San Francisco-based Elektra Labs was co-founded by a former official at the Food and Drug Administration and a Harvard-trained physician working at Massachusetts General Hospital, to provide clear and accurate assessments of the security, validity and viability of new biosensors coming to market.

The company said that it will now make available for free to clinicians and researchers its assessments of medical devices that are pitching symptom monitoring technologies for COVID-19.

As the number of infected people in the U.S. reaches 2.5 million and the nightmare scenario that health experts warned about becomes a reality with capacity in hospitals overwhelmed by sick patients, the healthcare industry is turning to digital services like telemedicine not because they want to, but because they must.

“The ability to reliably assess patients’ vital signs remotely is a powerful way to improve the utility of telemedicine,” said Elektra Labs co-founder Dr. Sofia Warner, who has been treating COVID-19 patients on the front line at Massachusetts General Hospital, in a statement. “Having a sense of what connected sensors are validated for which measurements is important for providers to know.” 

Digital monitoring and technology tools aren’t just for treating patients. The pharmaceutical industry is using the same tech to help with clinical trials to test new drugs and treatments since in-person trials have ground to a halt.

“Many pharmaceutical companies running large, critical, and expensive clinical trials are quickly working to adapt their studies to maintain progress and keep patients safe amid the pandemic,” said Ariel Stern, PhD, faculty at the Harvard-MIT Center for Regulatory Sciences, in a statement. “These companies are racing to determine which products are not only safe and effective, but also easy for study participants to deploy at home.”

Elektra Labs has developed what amounts to a nutrition label for objective measures around the validation, usability, utility, security and data governance components of connected sensor and it actually published the methodology behind its scoring framework in Nature Digital Medicine earlier this year. 

Backed by venture capital firms including Founder Collective, Boost VC, Lux Capital, Maverick Ventures, Village Global and Arkitekt Ventures, the early-stage startup has already found a welcome reception among pharmaceutical companies and researchers.

“Technology has moved faster than our ability to safeguard ourselves,” said Elektra Labs CEO Andy Coravos. “I co-founded Elektra to make it easier and safer to care for people at home, and never has this been more important than during the COVID-19 crisis. I’m thrilled to donate use of the Atlas platform to those working to treat patients and innovate in healthcare throughout the pandemic.”

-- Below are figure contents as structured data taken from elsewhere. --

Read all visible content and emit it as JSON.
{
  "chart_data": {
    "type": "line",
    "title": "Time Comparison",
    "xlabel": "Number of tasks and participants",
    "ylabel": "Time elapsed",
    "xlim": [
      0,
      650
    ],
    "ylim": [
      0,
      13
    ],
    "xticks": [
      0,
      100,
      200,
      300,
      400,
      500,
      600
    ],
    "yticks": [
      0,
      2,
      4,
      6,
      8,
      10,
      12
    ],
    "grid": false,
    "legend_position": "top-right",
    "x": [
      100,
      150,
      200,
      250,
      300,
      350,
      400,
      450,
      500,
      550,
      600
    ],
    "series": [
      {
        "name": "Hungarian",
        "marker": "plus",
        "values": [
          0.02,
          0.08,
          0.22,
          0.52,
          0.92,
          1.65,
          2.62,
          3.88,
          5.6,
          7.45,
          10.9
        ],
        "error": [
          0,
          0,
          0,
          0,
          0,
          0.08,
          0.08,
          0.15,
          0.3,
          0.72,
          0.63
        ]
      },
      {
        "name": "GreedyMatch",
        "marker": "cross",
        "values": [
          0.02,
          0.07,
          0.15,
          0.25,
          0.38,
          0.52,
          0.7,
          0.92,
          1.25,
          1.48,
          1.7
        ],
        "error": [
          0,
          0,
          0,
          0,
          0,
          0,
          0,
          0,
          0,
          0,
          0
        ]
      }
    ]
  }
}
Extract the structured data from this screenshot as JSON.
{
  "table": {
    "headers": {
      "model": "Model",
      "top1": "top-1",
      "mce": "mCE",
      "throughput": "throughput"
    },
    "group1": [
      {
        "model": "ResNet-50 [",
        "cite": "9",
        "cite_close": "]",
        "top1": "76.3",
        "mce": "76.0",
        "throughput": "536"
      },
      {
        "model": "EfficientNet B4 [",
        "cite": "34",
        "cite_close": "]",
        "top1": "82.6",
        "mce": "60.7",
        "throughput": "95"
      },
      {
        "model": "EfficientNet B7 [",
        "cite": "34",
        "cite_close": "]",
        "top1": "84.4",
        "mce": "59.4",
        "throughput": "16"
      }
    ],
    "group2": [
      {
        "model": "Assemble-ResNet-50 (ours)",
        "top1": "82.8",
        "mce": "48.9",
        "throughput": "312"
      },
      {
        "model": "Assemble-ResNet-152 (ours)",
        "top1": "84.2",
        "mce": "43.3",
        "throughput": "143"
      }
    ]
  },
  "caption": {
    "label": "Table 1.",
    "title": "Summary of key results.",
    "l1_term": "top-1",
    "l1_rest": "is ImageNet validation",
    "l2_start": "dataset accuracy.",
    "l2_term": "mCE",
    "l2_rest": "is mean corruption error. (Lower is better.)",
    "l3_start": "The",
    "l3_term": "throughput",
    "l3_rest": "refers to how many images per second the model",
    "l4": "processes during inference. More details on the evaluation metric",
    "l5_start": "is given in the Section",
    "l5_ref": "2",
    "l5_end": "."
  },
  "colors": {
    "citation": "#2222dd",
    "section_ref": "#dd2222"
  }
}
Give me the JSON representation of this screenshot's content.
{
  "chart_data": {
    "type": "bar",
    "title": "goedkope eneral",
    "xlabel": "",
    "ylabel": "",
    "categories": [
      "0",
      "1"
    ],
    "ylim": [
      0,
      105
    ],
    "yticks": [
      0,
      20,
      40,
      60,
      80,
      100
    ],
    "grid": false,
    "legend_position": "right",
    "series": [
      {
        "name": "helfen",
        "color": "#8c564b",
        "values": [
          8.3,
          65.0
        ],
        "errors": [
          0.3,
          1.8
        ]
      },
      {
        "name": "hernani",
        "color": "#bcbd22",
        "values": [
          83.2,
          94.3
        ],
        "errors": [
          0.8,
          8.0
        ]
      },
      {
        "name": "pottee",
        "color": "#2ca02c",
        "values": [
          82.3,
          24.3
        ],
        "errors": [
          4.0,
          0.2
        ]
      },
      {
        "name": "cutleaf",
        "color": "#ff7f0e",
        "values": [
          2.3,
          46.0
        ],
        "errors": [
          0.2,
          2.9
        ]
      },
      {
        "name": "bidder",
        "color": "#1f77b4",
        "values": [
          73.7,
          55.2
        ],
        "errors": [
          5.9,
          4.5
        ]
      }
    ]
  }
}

Unlike Apple’s initiative to label apps in the app store based on the way they use and reuse personal data, Elektra Labs’ scoring and ranking information won’t be available to everyone.

Instead, the data will be available only to clinicians moving to virtual care, researchers organizing decentralized clinical trials and public health officials examining tools for population health monitoring.

The idea is to enable doctors and researchers to determine which biometric monitoring tools they might use to supplement video visits or track patients in a study are safe and effective for patients to use at home.